I got to experience a little slice of the national health reform debate outside of the Darien Public Library this afternoon.
U.S. Congressman Jim Himes, a Democrat from Greenwich who voted in favor of the controversial legislation, had just wrapped up a forum on flooding issues in the region which I covered.
Two or three members of the audience managed to work the health bill into the conversation, arguing it is just one more federal expense that will prevent the government from funding local projects like flood control.
“I’m so upset about it I could just shake … You need to reconsider what you’re spending all that money on. We are not happy about it,” said Bonnie Dudley of Rowayton, whose comments drew some applause and some groans.
On his way to the parking lot Himes, who was running late for another event, stopped for a few minutes to engage a handful of residents upset with him over his vote.
I knew the conversation was off to a bad start when Himes asked for their questions and one woman said: “We’ve got lots of questions. You just don’t have the answers, sir.”
It reminded me of an episode of the short-lived and pretty awful Whoopi Goldberg sitcom from a few years ago. She worked in a hotel or something and an actor portraying then-Republican President George W. Bush showed up. Goldberg’s anti-Bush character spent the whole episode scheming to tell the Commander-in-Chief EXACTLY what she thought about him and his policies. But when her chance came, she stuttered or said hello or shook W’s hand or something, but pretty much flubbed the opportunity.
That was not the case this afternoon with Himes.
Their debate, which was at times tense but not by any measure an inappropriate or over-the-top display, went on for a few minutes and clearly there was to be no agreement. The woman argued the bill was “a very expensive designer band-aid” federal lawmakers “rammed down” voters’ throats. Himes argued he believes a majority of his constituents and a majority of Americans supported the bill’s passage.
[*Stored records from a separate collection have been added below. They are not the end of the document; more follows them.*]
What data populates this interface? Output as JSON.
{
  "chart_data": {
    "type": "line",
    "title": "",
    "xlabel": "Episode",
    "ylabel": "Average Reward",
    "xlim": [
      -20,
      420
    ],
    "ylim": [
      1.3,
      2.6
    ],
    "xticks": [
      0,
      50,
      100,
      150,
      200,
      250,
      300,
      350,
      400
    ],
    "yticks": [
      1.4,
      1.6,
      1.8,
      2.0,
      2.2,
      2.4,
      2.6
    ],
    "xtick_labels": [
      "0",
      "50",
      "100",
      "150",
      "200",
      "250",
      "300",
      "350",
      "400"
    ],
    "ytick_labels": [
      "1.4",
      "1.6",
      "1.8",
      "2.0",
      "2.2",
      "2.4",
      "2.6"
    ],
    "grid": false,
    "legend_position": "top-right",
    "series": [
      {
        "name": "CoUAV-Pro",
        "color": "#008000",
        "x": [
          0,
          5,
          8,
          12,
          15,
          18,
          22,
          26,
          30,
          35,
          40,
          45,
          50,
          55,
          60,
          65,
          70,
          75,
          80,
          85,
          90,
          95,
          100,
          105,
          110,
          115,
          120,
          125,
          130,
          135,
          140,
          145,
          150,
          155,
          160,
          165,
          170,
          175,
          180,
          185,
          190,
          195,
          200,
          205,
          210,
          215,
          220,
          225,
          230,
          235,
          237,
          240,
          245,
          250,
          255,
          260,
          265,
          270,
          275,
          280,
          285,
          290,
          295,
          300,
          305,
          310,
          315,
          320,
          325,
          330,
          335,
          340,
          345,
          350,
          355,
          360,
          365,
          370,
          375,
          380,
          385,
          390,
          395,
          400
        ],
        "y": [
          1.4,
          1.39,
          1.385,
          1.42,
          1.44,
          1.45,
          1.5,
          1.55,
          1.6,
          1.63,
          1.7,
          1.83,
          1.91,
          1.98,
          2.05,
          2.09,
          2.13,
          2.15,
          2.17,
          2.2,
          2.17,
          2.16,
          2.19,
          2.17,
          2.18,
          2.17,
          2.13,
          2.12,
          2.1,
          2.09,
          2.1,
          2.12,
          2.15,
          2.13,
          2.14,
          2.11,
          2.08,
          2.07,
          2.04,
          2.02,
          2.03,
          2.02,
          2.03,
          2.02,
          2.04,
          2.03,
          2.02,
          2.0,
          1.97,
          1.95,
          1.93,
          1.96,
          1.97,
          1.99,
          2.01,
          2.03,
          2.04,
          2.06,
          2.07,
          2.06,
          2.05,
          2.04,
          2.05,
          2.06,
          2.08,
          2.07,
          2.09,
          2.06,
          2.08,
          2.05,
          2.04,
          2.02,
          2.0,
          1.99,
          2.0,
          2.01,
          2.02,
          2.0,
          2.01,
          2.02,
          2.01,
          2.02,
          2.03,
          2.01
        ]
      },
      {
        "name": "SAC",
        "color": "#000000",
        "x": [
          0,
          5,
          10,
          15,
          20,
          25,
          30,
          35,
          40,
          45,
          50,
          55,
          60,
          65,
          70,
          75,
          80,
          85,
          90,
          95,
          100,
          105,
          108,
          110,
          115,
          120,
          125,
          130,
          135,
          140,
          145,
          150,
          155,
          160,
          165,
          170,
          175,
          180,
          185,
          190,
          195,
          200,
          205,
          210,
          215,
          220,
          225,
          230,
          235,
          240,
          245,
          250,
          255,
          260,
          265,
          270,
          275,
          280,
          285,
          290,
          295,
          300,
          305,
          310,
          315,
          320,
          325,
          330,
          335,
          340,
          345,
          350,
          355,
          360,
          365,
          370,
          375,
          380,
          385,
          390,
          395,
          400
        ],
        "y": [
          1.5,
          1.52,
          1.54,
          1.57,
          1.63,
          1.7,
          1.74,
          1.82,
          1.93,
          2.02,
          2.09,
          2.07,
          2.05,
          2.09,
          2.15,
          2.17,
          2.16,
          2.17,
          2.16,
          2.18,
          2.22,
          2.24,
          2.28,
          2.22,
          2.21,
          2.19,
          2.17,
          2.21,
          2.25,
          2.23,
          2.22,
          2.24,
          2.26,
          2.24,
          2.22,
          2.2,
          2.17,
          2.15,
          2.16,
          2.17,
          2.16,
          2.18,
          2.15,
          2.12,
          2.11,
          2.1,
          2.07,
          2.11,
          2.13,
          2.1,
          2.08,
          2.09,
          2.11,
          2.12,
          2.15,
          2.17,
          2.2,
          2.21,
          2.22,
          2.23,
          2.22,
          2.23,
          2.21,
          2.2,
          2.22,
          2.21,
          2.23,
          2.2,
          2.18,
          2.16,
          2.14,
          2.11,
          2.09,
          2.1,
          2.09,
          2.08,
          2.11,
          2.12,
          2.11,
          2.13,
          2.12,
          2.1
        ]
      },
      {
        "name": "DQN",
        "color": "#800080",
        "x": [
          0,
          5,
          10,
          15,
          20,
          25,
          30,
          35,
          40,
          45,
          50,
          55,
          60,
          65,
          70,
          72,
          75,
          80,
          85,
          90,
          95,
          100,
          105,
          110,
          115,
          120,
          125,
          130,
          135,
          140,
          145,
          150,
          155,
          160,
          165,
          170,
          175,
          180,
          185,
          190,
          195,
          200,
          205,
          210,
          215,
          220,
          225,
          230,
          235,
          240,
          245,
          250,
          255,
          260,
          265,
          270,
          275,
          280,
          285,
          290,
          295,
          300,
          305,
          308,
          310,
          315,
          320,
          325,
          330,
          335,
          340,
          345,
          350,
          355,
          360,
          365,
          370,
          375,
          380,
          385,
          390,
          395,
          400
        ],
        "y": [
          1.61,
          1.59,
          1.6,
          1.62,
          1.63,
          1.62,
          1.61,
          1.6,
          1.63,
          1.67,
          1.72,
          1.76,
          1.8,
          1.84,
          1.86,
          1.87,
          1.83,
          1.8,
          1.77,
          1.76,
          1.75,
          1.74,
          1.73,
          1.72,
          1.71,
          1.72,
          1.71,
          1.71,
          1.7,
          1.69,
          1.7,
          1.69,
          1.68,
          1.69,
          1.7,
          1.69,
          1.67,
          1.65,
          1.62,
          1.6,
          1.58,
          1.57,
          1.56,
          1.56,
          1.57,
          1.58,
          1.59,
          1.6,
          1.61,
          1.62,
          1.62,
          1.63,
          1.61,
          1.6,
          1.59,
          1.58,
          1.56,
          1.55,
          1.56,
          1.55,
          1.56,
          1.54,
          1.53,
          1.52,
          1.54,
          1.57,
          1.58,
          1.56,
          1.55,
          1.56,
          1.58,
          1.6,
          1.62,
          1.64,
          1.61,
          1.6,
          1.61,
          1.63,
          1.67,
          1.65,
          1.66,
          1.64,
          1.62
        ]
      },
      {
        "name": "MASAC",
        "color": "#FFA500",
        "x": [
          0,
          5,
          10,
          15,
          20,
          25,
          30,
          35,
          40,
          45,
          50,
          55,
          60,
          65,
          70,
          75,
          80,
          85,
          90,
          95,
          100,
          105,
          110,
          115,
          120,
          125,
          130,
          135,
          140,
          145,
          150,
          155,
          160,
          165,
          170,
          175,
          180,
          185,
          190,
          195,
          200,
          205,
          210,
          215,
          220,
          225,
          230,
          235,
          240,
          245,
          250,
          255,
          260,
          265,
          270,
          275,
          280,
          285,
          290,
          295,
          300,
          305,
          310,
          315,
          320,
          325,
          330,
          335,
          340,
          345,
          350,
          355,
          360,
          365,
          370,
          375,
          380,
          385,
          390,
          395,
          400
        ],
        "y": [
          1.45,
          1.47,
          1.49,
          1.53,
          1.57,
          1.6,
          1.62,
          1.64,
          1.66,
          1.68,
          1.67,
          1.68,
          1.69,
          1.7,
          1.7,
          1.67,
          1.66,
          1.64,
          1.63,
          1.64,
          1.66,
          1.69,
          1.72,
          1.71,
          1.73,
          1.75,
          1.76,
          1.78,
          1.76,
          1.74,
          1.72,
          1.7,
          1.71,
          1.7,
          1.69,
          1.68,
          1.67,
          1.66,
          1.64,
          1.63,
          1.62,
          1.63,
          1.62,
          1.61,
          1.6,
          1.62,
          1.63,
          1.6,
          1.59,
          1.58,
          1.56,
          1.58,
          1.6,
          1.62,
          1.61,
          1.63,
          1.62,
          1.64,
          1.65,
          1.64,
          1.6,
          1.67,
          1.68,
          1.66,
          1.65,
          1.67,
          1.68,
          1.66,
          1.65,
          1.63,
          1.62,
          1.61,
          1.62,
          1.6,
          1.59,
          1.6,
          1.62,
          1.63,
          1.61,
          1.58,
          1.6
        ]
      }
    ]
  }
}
She complained about big government and wanted it out of her life. Himes got her to concede government has some responsibilities, such as paving roads and defending our shores and maybe even providing Medicare – at least for those who are already receiving it.
But it was one of those agree-to-disagree moments.
She was not about to say: “You know what Congressman? You’ve changed my mind. The health reform bill was a great idea! Thanks for talking me into it! I love government!” And Himes’ was not about to suddenly confess, right there in front of the Darien Public Library: “You know what? This conversation has convinced me I was wrong, Congress was wrong and the President was wrong. We need to get to work repealing this awful piece of public policy!”
Things wrapped up around the time the woman asked what the legislation meant for Congress members’ health insurance, Himes explained, she wanted to know the specific section of the bill that contained the information, and he offered to have his office send it to her.
As Himes headed for his car, another woman who was upset with the health reform bill grumbled: “I like the fact he’s so very, obviously belligerent.”